Préface
Camille,
Vous m'avez aimablement demandé une préface pour votre recueil d'« avatars » nervaliens, et par faiblesse je n'ai pas osé vous répondre non. Or, vous tombez bien mal.
J'attends l'électricien qui doit rétablir le courant dans l'immeuble depuis une semaine, et la perte d'un être cher dans un accident lors du passage du Tour à Mont-de-Marsan m'a plongé dans un état proche du gâtisme. Depuis la mort de ma bien-aimée Stella, je suis dégoûté de la moindre musique et dans ma chambre tendue de noir j'ai mis au mur cette gravure de Dürer qui me rappelle les chères ombres de mon caveau de famille.
Notre entrevue à la brasserie Lipp m'a cependant été d'un grand réconfort, et je ne suis pas prêt d'oublier ces pâtes italiennes aux fruits de mer arrosées d'un « jus de la treille », comme disait mon grand-père, ce petit beaujolais qui cette année fleure légèrement la rose.
Mais, voilà, suis-je bien celui que vous attendez ? Pataphysicien, dites-vous, Oulipien, Pastichien... Et puis quoi encore ? Amour ou Phœbus, pendant que vous y êtes ! Si seulement j'étais le dernier Lusignan, j'aurais pu vous conter que j'avais vu en songe Mélusine nager dans une grotte de la Vonne ! Ou duc de Lauzun, que Marie-Antoinette m'avait mordu au front dans l'élan de la passion ?...
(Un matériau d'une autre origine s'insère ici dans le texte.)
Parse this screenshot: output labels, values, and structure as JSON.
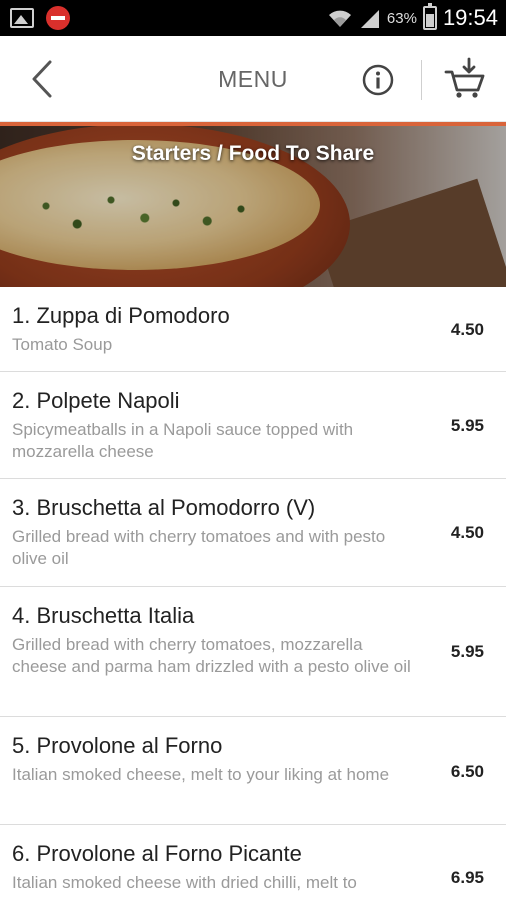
{
  "status_bar": {
    "battery_percent": "63%",
    "time": "19:54",
    "left_icons": [
      "image-icon",
      "blocked-icon"
    ],
    "right_icons": [
      "wifi-icon",
      "signal-icon",
      "battery-icon"
    ],
    "battery_level": 0.63
  },
  "app_bar": {
    "title": "MENU",
    "back_icon": "chevron-left-icon",
    "info_icon": "info-icon",
    "cart_icon": "cart-icon"
  },
  "banner": {
    "title": "Starters / Food To Share",
    "accent_color": "#d9643a"
  },
  "menu": {
    "items": [
      {
        "name": "1. Zuppa di Pomodoro",
        "description": "Tomato Soup",
        "price": "4.50"
      },
      {
        "name": "2. Polpete Napoli",
        "description": "Spicymeatballs in a Napoli sauce topped with mozzarella cheese",
        "price": "5.95"
      },
      {
        "name": "3. Bruschetta al Pomodorro (V)",
        "description": "Grilled bread with cherry tomatoes and with pesto olive oil",
        "price": "4.50"
      },
      {
        "name": "4. Bruschetta Italia",
        "description": "Grilled bread with cherry tomatoes, mozzarella cheese and parma ham drizzled with a pesto olive oil",
        "price": "5.95"
      },
      {
        "name": "5. Provolone al Forno",
        "description": "Italian smoked cheese, melt to your liking at home",
        "price": "6.50"
      },
      {
        "name": "6. Provolone al Forno Picante",
        "description": "Italian smoked cheese with dried chilli, melt to",
        "price": "6.95"
      }
    ]
  }
}
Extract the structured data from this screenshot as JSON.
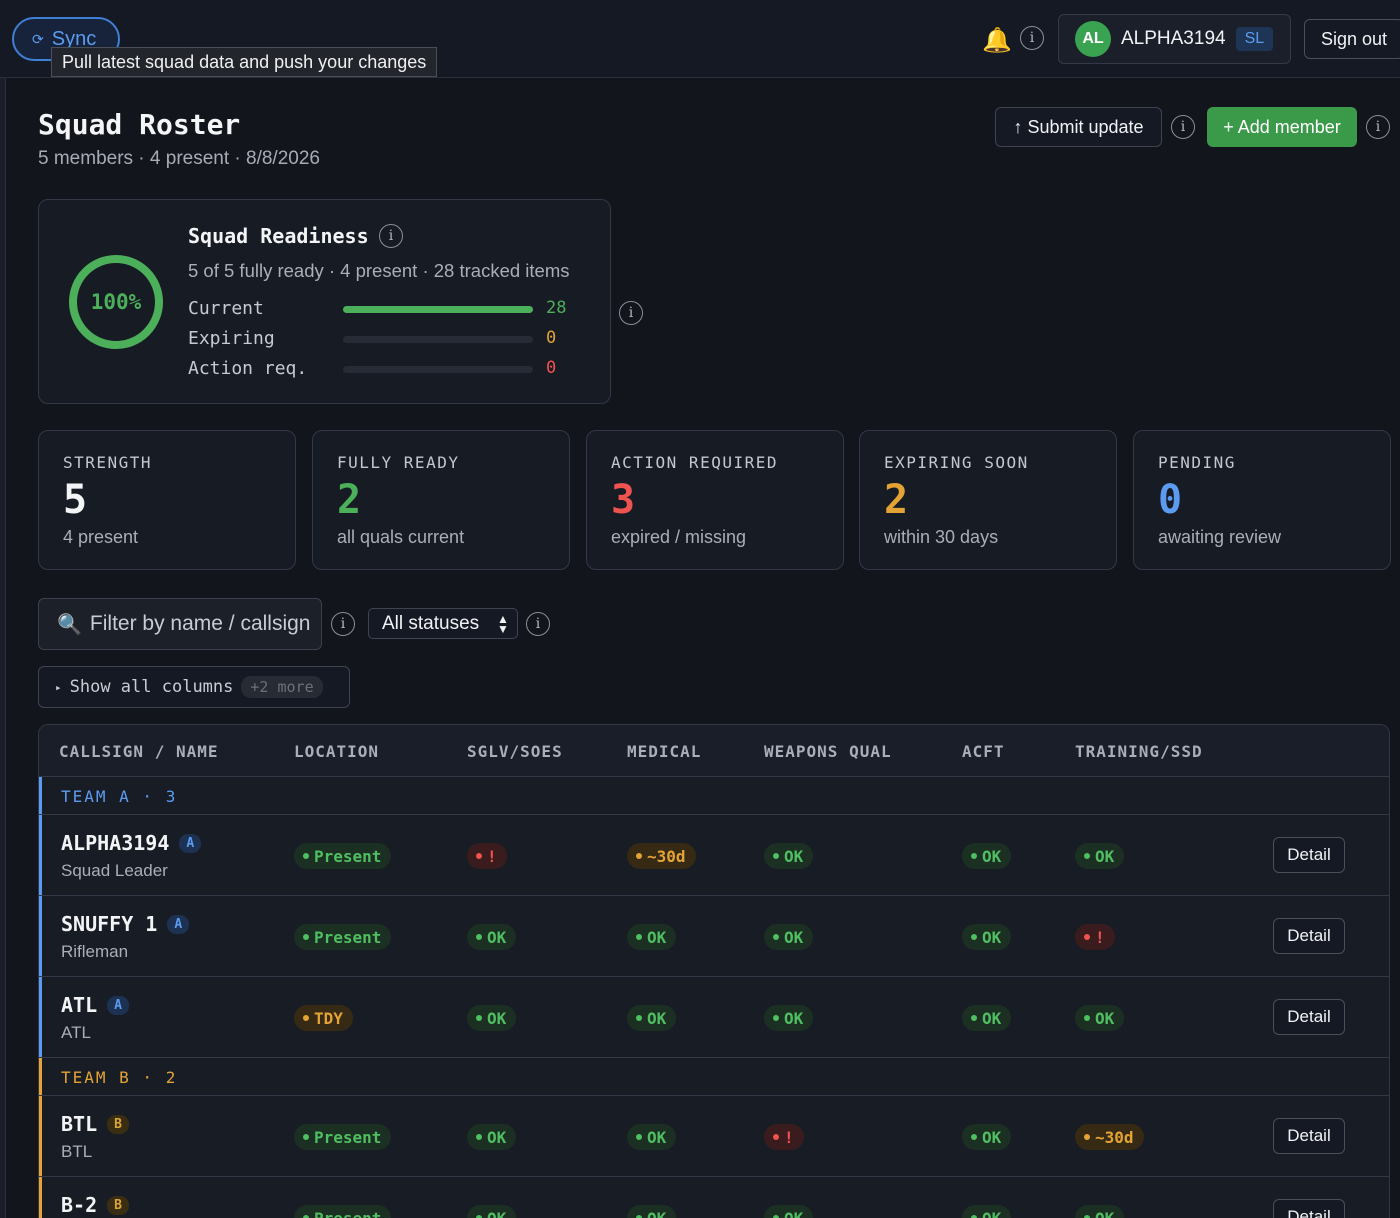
{
  "topbar": {
    "sync_label": "Sync",
    "sync_icon": "⟳",
    "tooltip": "Pull latest squad data and push your changes",
    "bell_icon": "🔔",
    "info_glyph": "i",
    "user": {
      "initials": "AL",
      "name": "ALPHA3194",
      "role": "SL"
    },
    "signout_label": "Sign out"
  },
  "page": {
    "title": "Squad Roster",
    "subtitle": "5 members · 4 present · 8/8/2026",
    "submit_label": "↑ Submit update",
    "add_label": "+ Add member"
  },
  "readiness": {
    "title": "Squad Readiness",
    "percent_label": "100%",
    "percent": 1.0,
    "subtitle": "5 of 5 fully ready · 4 present · 28 tracked items",
    "bars": [
      {
        "label": "Current",
        "value": "28",
        "fraction": 1.0,
        "color": "#4caf5a"
      },
      {
        "label": "Expiring",
        "value": "0",
        "fraction": 0,
        "color": "#e3a335"
      },
      {
        "label": "Action req.",
        "value": "0",
        "fraction": 0,
        "color": "#ef5350"
      }
    ]
  },
  "stats": [
    {
      "label": "STRENGTH",
      "value": "5",
      "sub": "4 present",
      "color": "#f3f4f6"
    },
    {
      "label": "FULLY READY",
      "value": "2",
      "sub": "all quals current",
      "color": "#4caf5a"
    },
    {
      "label": "ACTION REQUIRED",
      "value": "3",
      "sub": "expired / missing",
      "color": "#ef5350"
    },
    {
      "label": "EXPIRING SOON",
      "value": "2",
      "sub": "within 30 days",
      "color": "#e3a335"
    },
    {
      "label": "PENDING",
      "value": "0",
      "sub": "awaiting review",
      "color": "#5c9cf0"
    }
  ],
  "filters": {
    "search_icon": "🔍",
    "search_placeholder": "Filter by name / callsign",
    "status_value": "All statuses",
    "status_arrow": "⌃⌄",
    "show_cols_arrow": "▸",
    "show_cols_label": "Show all columns",
    "show_cols_more": "+2 more"
  },
  "table": {
    "headers": [
      "CALLSIGN / NAME",
      "LOCATION",
      "SGLV/SOES",
      "MEDICAL",
      "WEAPONS QUAL",
      "ACFT",
      "TRAINING/SSD"
    ],
    "detail_label": "Detail",
    "groups": [
      {
        "label": "TEAM A · 3",
        "color": "#5c9cf0"
      },
      {
        "label": "TEAM B · 2",
        "color": "#e3a335"
      }
    ],
    "rows": [
      {
        "callsign": "ALPHA3194",
        "team": "A",
        "role": "Squad Leader",
        "cells": [
          {
            "t": "Present",
            "s": "ok"
          },
          {
            "t": "!",
            "s": "err"
          },
          {
            "t": "~30d",
            "s": "warn"
          },
          {
            "t": "OK",
            "s": "ok"
          },
          {
            "t": "OK",
            "s": "ok"
          },
          {
            "t": "OK",
            "s": "ok"
          }
        ]
      },
      {
        "callsign": "SNUFFY 1",
        "team": "A",
        "role": "Rifleman",
        "cells": [
          {
            "t": "Present",
            "s": "ok"
          },
          {
            "t": "OK",
            "s": "ok"
          },
          {
            "t": "OK",
            "s": "ok"
          },
          {
            "t": "OK",
            "s": "ok"
          },
          {
            "t": "OK",
            "s": "ok"
          },
          {
            "t": "!",
            "s": "err"
          }
        ]
      },
      {
        "callsign": "ATL",
        "team": "A",
        "role": "ATL",
        "cells": [
          {
            "t": "TDY",
            "s": "warn"
          },
          {
            "t": "OK",
            "s": "ok"
          },
          {
            "t": "OK",
            "s": "ok"
          },
          {
            "t": "OK",
            "s": "ok"
          },
          {
            "t": "OK",
            "s": "ok"
          },
          {
            "t": "OK",
            "s": "ok"
          }
        ]
      },
      {
        "callsign": "BTL",
        "team": "B",
        "role": "BTL",
        "cells": [
          {
            "t": "Present",
            "s": "ok"
          },
          {
            "t": "OK",
            "s": "ok"
          },
          {
            "t": "OK",
            "s": "ok"
          },
          {
            "t": "!",
            "s": "err"
          },
          {
            "t": "OK",
            "s": "ok"
          },
          {
            "t": "~30d",
            "s": "warn"
          }
        ]
      },
      {
        "callsign": "B-2",
        "team": "B",
        "role": "",
        "cells": [
          {
            "t": "Present",
            "s": "ok"
          },
          {
            "t": "OK",
            "s": "ok"
          },
          {
            "t": "OK",
            "s": "ok"
          },
          {
            "t": "OK",
            "s": "ok"
          },
          {
            "t": "OK",
            "s": "ok"
          },
          {
            "t": "OK",
            "s": "ok"
          }
        ]
      }
    ]
  }
}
Au lieu de cela, depuis notre rencontre, je n'ai eu que la chance de faire, comme Orphée, un aller et retour aux enfers. Et quand je suis sorti du service de réa, je me suis juré de ne plus tenir compte de vos soupirs ou de vos cris d'orfraie.
Vous n'aurez donc ni préface, ni avertissement. Croyez-moi, vos « avatars » peuvent fort bien s'en passer et vos lecteurs s'en apercevront assez vite.
Je vous prie d'agréer, Camille, l'expression de ma considération.
François Caradec
Préface du livre Je suis le ténébreux de Camille Abaclar, qui en constitue le 102e avatar.